OP here. I know I’m not perfect. But when she asked me why I am cold and distant, well, I have reasons for being distant to protect myself. She has blamed me for many of my husband’s decisions or actions/inactions over the years: that hasn’t engendered trust.

She asked me a question, and I answered. If she had approached me more openly and framed it a different way, I can see how the conversation could have gone a different way. I understand that she has been hurt by my distance, but it didn’t come from nowhere. And she couldn’t give me one thing that I’ve said or done that has hurt her that I can apologize for. I would be happy to if there was something I said or did that she wanted to bring to my attention. And I did acknowledge to her that I’m sure the distance has been painful. She said she appreciated that.
Anonymous
Anonymous wrote:How old is she? She said she has memory issues. Maybe she has dementia in the early stages

My mom was irascible and mean for years and in retrospect it was early dementia


OP here. She is 76. She has been telling me she and her husband aren’t good listeners and don’t remember things for 17 years. I haven’t noticed any different behavior, but I will keep that in mind and I will keep an eye on that. That is a good point.
Anonymous
Why do you confuse this with a place where it is appropriate to “vent?” Nobody here care about your toxic relationship with your in-laws.
Anonymous
Oh she is expert level 400 if she was able to throw all that right back to you and throw in a Christian slam as well. All that was missing was the manipulative crying. This woman has been practicing her whole life.
Anonymous
Anonymous wrote:Why do you confuse this with a place where it is appropriate to “vent?” Nobody here care about your toxic relationship with your in-laws.

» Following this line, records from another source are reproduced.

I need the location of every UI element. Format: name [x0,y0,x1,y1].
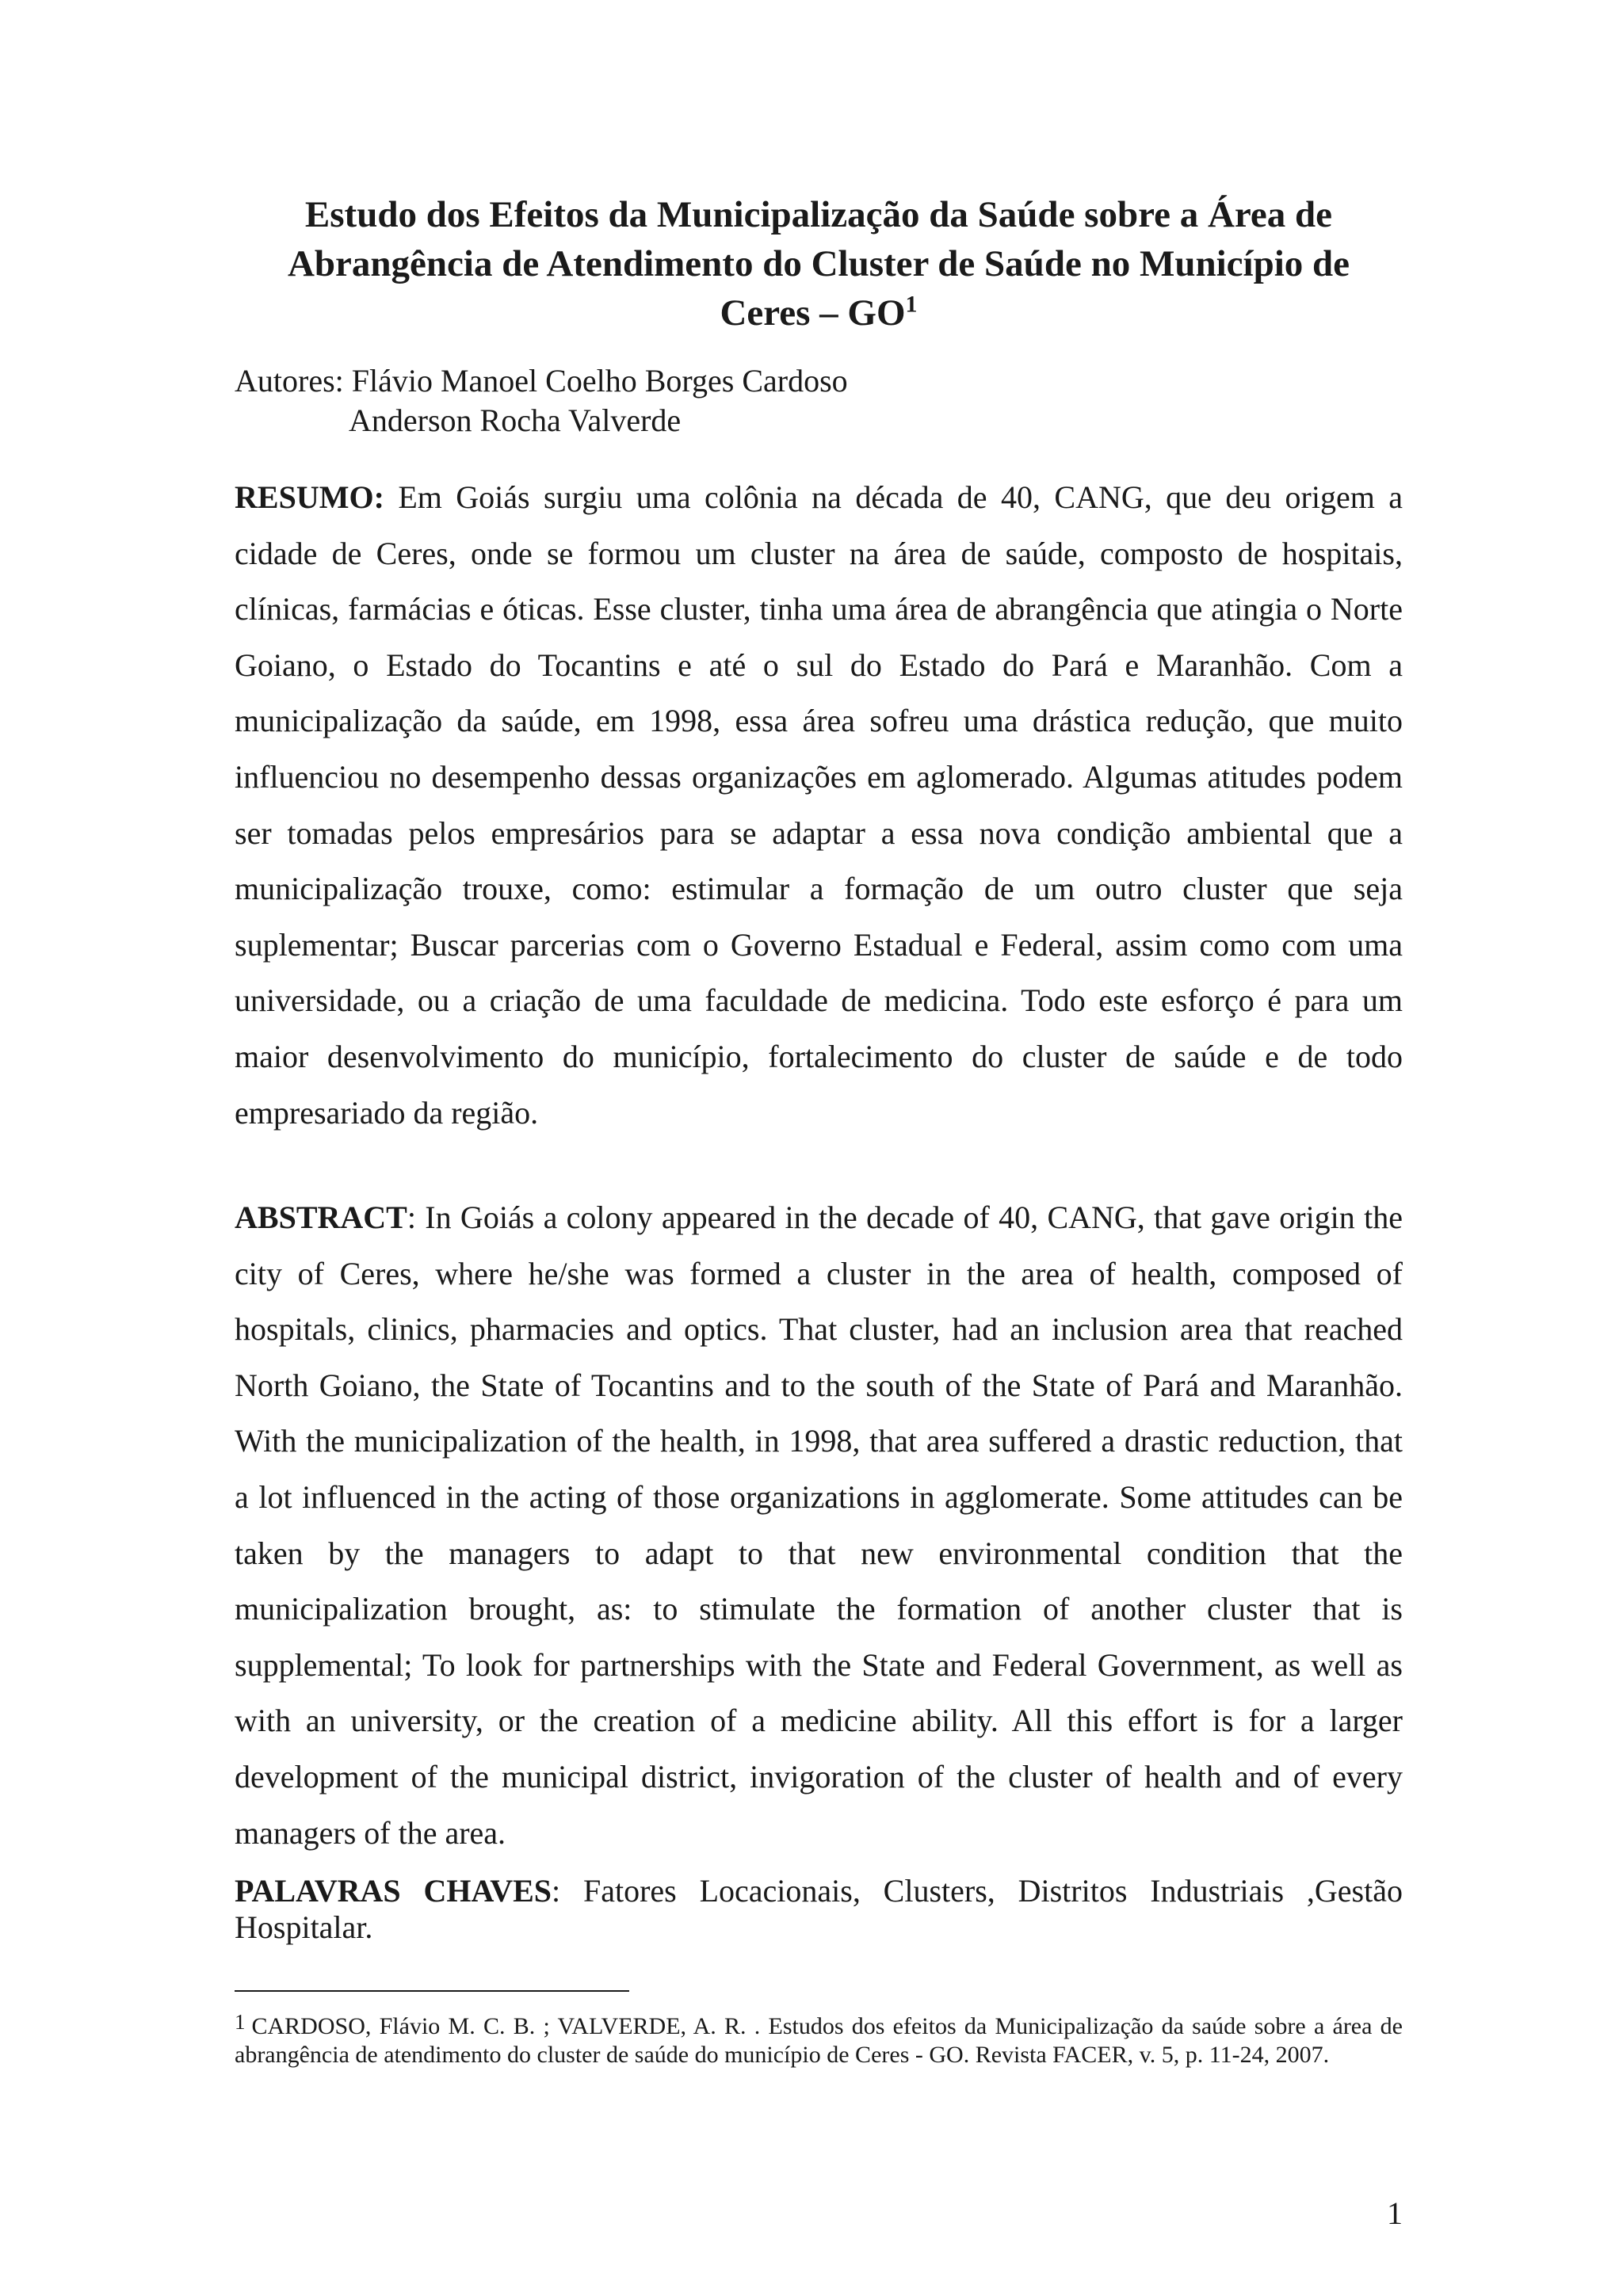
keywords-paragraph [235,1873,1403,1946]
footnote-text: CARDOSO, Flávio M. C. B. ; VALVERDE, A. R. . Estudos dos efeitos da Municipalização da saúde sobre a área de abrangência de atendimento do cluster de saúde do município de Ceres - GO. Revista FACER, v. 5, p. 11-24, 2007. [235,2013,1403,2068]
resumo-paragraph [235,470,1403,1141]
resumo-label: RESUMO: [235,479,384,515]
authors-first: Autores: Flávio Manoel Coelho Borges Cardoso [235,363,848,399]
abstract-label: ABSTRACT [235,1199,407,1235]
title-line-3 [235,288,1403,338]
title-footnote-ref[interactable]: 1 [905,291,918,318]
title-line-2: Abrangência de Atendimento do Cluster de Saúde no Município de [287,243,1350,284]
keywords-label: PALAVRAS CHAVES [235,1873,552,1909]
abstract-text: : In Goiás a colony appeared in the decade of 40, CANG, that gave origin the city of Ceres, where he/she was formed a cluster in the area of health, composed of hospitals, clinics, pharmacies and optics. That cluster, had an inclusion area that reached North Goiano, the State of Tocantins and to the south of the State of Pará and Maranhão. With the municipalization of the health, in 1998, that area suffered a drastic reduction, that a lot influenced in the acting of those organizations in agglomerate. Some attitudes can be taken by the managers to adapt to that new environmental condition that the municipalization brought, as: to stimulate the formation of another cluster that is supplemental; To look for partnerships with the State and Federal Government, as well as with an university, or the creation of a medicine ability. All this effort is for a larger development of the municipal district, invigoration of the cluster of health and of every managers of the area. [235,1199,1403,1851]
footnote-separator [235,1990,629,1992]
title-line-1: Estudo dos Efeitos da Municipalização da Saúde sobre a Área de [304,194,1333,235]
resumo-text: Em Goiás surgiu uma colônia na década de 40, CANG, que deu origem a cidade de Ceres, onde se formou um cluster na área de saúde, composto de hospitais, clínicas, farmácias e óticas. Esse cluster, tinha uma área de abrangência que atingia o Norte Goiano, o Estado do Tocantins e até o sul do Estado do Pará e Maranhão. Com a municipalização da saúde, em 1998, essa área sofreu uma drástica redução, que muito influenciou no desempenho dessas organizações em aglomerado. Algumas atitudes podem ser tomadas pelos empresários para se adaptar a essa nova condição ambiental que a municipalização trouxe, como: estimular a formação de um outro cluster que seja suplementar; Buscar parcerias com o Governo Estadual e Federal, assim como com uma universidade, ou a criação de uma faculdade de medicina. Todo este esforço é para um maior desenvolvimento do município, fortalecimento do cluster de saúde e de todo empresariado da região. [235,479,1403,1131]
title-line-3-text: Ceres – GO [720,292,906,334]
footnote-marker: 1 [235,2010,246,2034]
authors-second: Anderson Rocha Valverde [349,402,682,438]
paper-title [235,190,1403,338]
footnote [235,2012,1403,2069]
keywords-text: : Fatores Locacionais, Clusters, Distritos Industriais ,Gestão Hospitalar. [235,1873,1403,1945]
authors-block [235,361,848,441]
page-number: 1 [1387,2195,1403,2231]
abstract-paragraph [235,1190,1403,1861]
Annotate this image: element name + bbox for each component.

This plus these elaborate tales of I said, then she said, are almost always trolls.
Anonymous
Neither of you have self awareness so you are likely to be at each other for much of the time.

Both think the other is the problem and that they themselves are doing nothing wrong.

Impossible to resolve a conflict when neither side has self awareness or takes responsibility. It will just go in circles of finger pointing.

Just let your husband go with the kids and you can stay home. Both of you will enjoy the time more without being around each other.
Anonymous
Anonymous wrote:Why do you confuse this with a place where it is appropriate to “vent?” Nobody here care about your toxic relationship with your in-laws.


Are you new here? If no one posted about their toxic in-laws it would be tumbleweeds at DCUM.
Anonymous
Anonymous wrote:
Anonymous wrote:Why do you confuse this with a place where it is appropriate to “vent?” Nobody here care about your toxic relationship with your in-laws.


Are you new here? If no one posted about their toxic in-laws it would be tumbleweeds at DCUM.


Right so people make up stories about how saintly they are yet get nothing for Christmas from the evil MIL. But it’s all fake. There isn’t much real drama so it gets invented.
Anonymous
Honestly you sound terrible. You being cold and distant for years is not “certainly always being nice and polite.”

You sound like you think you won this. You didn’t. Nobody wins when people act like you.
Anonymous
I can’t believe I read that whole thing thinking the response would be funny or interesting.